For some reactions multiple stereoisomers are possible products. If the stereoisomers are not formed in equal amounts, the reaction is described as being stereoselective (selectively forming more of one stereoisomer over the other(s)).
Stereoselectivity is extremely complex. At an introductory level only an understanding of the basics is required.
Stereoselectivity can be subdivided into two categories. If multiple diastereomers are formed and the reaction favours formation of one diastereomer over the other(s) the reaction is said to be diastereoselective. A complete understanding of how diastereoselectivity can be controlled or achieved lies beyond the scope of this text. Instead, a brief explanation is sufficient to provide context.
Recall that diastereomers are physically and chemically different. As a result, they have different energies. Diastereoselectivity can be achieved if the reaction is fully reversible and there is a moderate to large energy difference between the products (the diastereomers). This is usually referred to as thermodynamic control because the control comes from being able to reach thermodynamic equilibrium. This type of diastereoselectivity is not discussed in this text.
Diastereoselectivity can be achieved if there is a moderate to large energy difference between transition states leading to the products. This is usually referred to as kinetic control because the control comes from one pathway being kinetically faster than the other(s). At an introductory level being able to determine which transition state is higher/lower in energy is functionally impossible without very specific and obvious interactions or geometric requirements. As such, this text will clearly indicate any factor which leads to diastereoselectivity.

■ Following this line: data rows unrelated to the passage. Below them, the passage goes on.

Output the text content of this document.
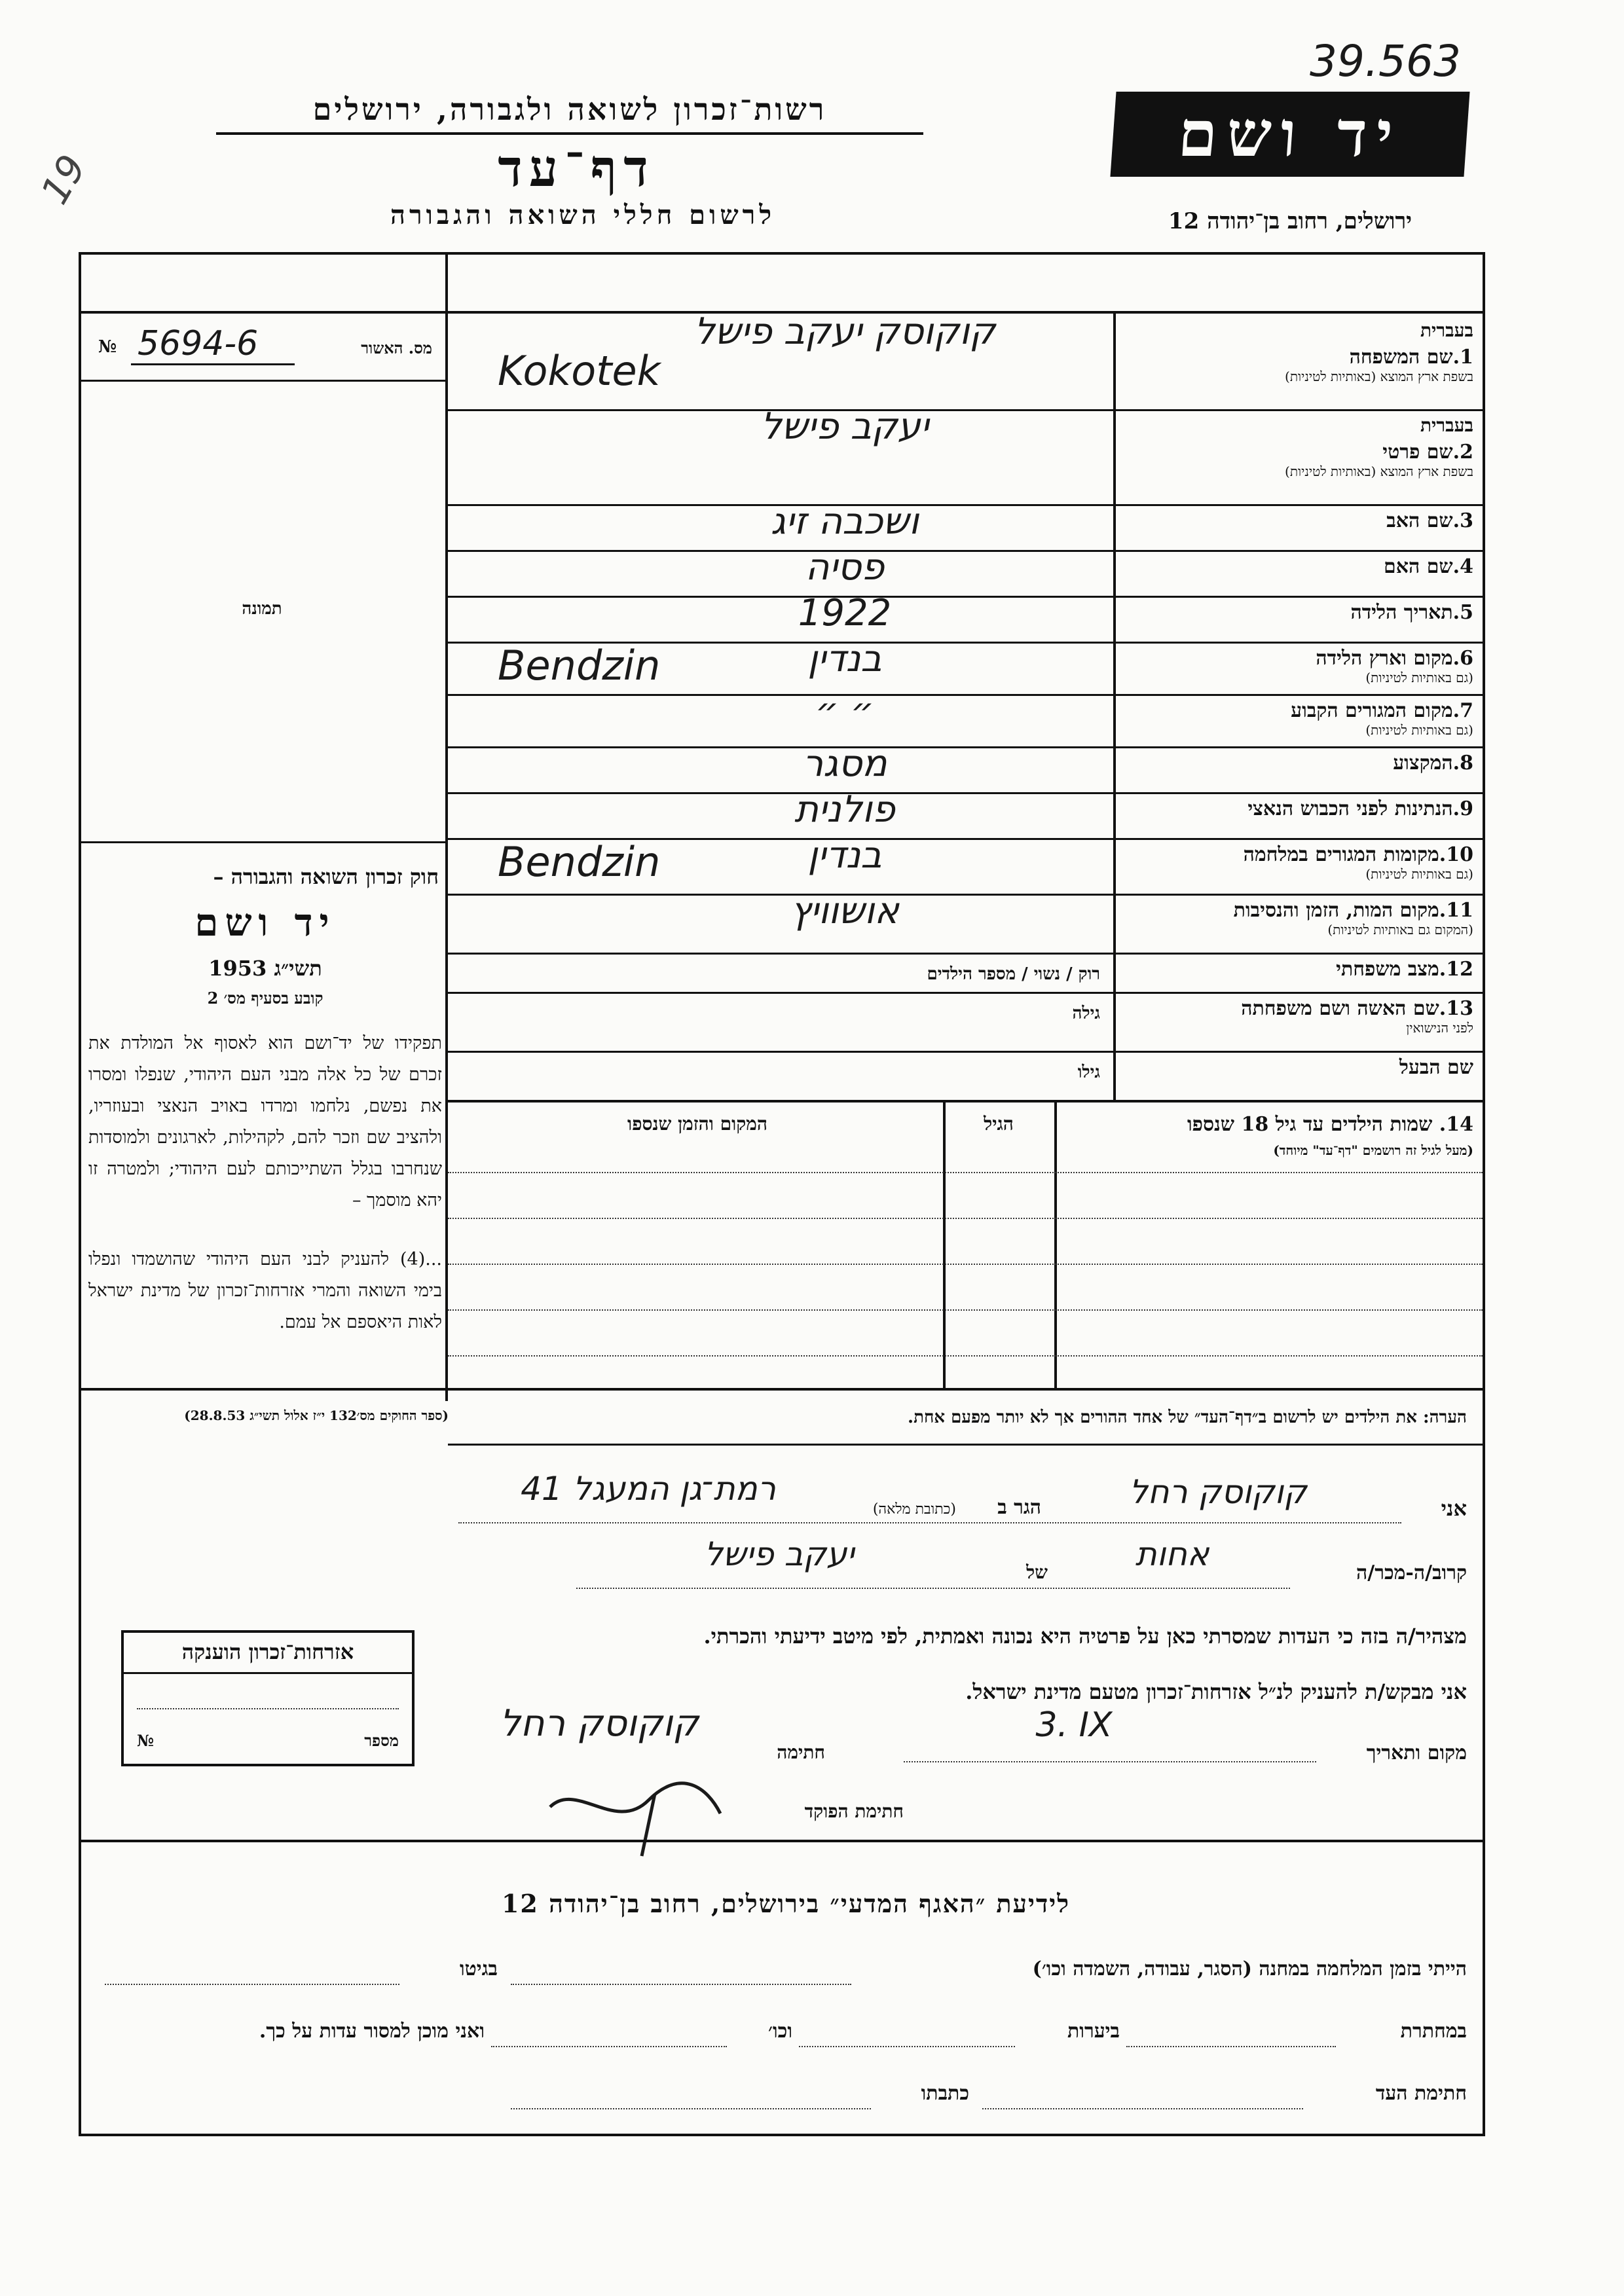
39.563
19
רשות־זכרון לשואה ולגבורה, ירושלים
דף־עד
לרשום חללי השואה והגבורה
יד ושם
ירושלים, רחוב בן־יהודה 12
№ 5694-6	מס. האשור
תמונה
חוק זכרון השואה והגבורה –
יד ושם
תשי״ג 1953
קובע בסעיף מס׳ 2
תפקידו של יד־ושם הוא לאסוף אל המו‏לדת את זכרם של כל אלה מבני העם היהודי, שנפלו ומסרו את נפשם, נלחמו ומרדו באויב הנאצי ובעוזריו, ולהציב שם וזכר להם, לקהילות, לארגונים ולמוסדות שנחרבו בגלל השתייכותם לעם היהודי; ולמטרה זו יהא מוסמך –
...(4) להעניק לבני העם היהודי שהוש‏מדו ונפלו בימי השואה והמרי אזרחות־זכרון של מדינת ישראל לאות היאספם אל עמם.
(ספר החוקים מס׳132 י״ז אלול תשי״ג 28.8.53)
אזרחות־זכרון הוענקה
№	מספר
בעברית
1.שם המשפחה
בשפת ארץ המוצא (באותיות לטיניות)
קוקוסק יעקב פישל
Kokotek
בעברית
2.שם פרטי
בשפת ארץ המוצא (באותיות לטיניות)
יעקב פישל
3.שם האב
ושכבה זיג
4.שם האם
פסיה
5.תאריך הלידה
1922
6.מקום וארץ הלידה
(גם באותיות לטיניות)
בנדין
Bendzin
7.מקום המגורים הקבוע
(גם באותיות לטיניות)
״ ״
8.המקצוע
מסגר
9.הנתינות לפני הכבוש הנאצי
פולנית
10.מקומות המגורים במלחמה
(גם באותיות לטיניות)
בנדין
Bendzin
11.מקום המות, הזמן והנסיבות
(המקום גם באותיות לטיניות)
אושוויץ
12.מצב משפחתי
רוק / נשוי / מספר הילדים
13.שם האשה ושם משפחתה
לפני הנישואין
גילה
שם הבעל
גילו
14. שמות הילדים עד גיל 18 שנספו
(מעל לגיל זה רושמים "דף־עד" מיוחד)
הגיל
המקום והזמן שנספו
הערה: את הילדים יש לרשום ב״דף־העד״ של אחד ההורים אך לא יותר מפעם אחת.
אני
קוקוסק רחל
הגר ב
(כתובת מלאה)
רמת־גן המעגל 41
קרוב/ה-מכר/ה
אחות
של
יעקב פישל
מצהיר/ה בזה כי העדות שמסרתי כאן על פרטיה היא נכונה ואמתית, לפי מיטב ידיעתי והכרתי.
אני מבקש/ת להעניק לנ״ל אזרחות־זכרון מטעם מדינת ישראל.
מקום ותאריך
3. IX
חתימה
קוקוסק רחל
חתימת הפוקד
לידיעת ״האגף המדעי״ בירושלים, רחוב בן־יהודה 12
הייתי בזמן המלחמה במחנה (הסגר, עבודה, השמדה וכו׳)
בגיטו
במחתרת
ביערות
וכו׳
ואני מוכן למסור עדות על כך.
חתימת העד
כתבתו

Stereoselectivity can be subdivided into two categories. If enantiomers are formed and the reaction favours formation of one enantiomer over the other the reaction is said to be enantioselective. Recall that enantiomers are physically and chemically identical. As a result, they have identical energies. This applies to both products and transition states that are enantiomers of each other. Because of this enantioselectivity is typically much harder to achieve and generally requires advanced reactions, mechanisms, and/or catalysis. No reactions discussed in this text will be enantioselective.
A reaction is stereoselective if multiple stereoisomers are possible products and one is formed in higher amounts than the other(s). For example, the addition of a nucleophile to (S)-3-iodobutan-2-one (Figure 7.18) results in two possible diastereomers. There are different steric interactions during attacks from the top or bottom sides. As a result, the transition states leading to the two products will have different energies (kinetic control) and more of one diastereomer will be formed than the other. At an introductory level knowing which diastereomer is favoured (top or bottom) and/or by how much (i.e. 60:40 or 99:1?) is not possible.
A reaction is stereospecific if, as a result of the mechanism, only one stereoisomer may be formed. For example, the addition of Br-Br to cyclohexene (Scheme 8.4; see Section 8.7) is stereospecific (diastereospecific). Because of the mechanism it is not physically possible to make ANY of the other diastereomer. The reaction is specific, with 0% of the product being the other diastereomer. For reactions like this, at an introductory level knowing which diastereomer is formed is possible.
Unfortunately, many sources use the term stereospecific (incorrectly) for reactions with high stereoselectivity. This is especially common when discussing enzymatic reactions, where stereoselectivity may be exceptionally high (i.e. >99.999%). However, since it is possible to form the other stereoisomer and since it is the enzyme’s structure, not the mechanism, which is leading to selectivity these reactions are not properly described as stereospecific.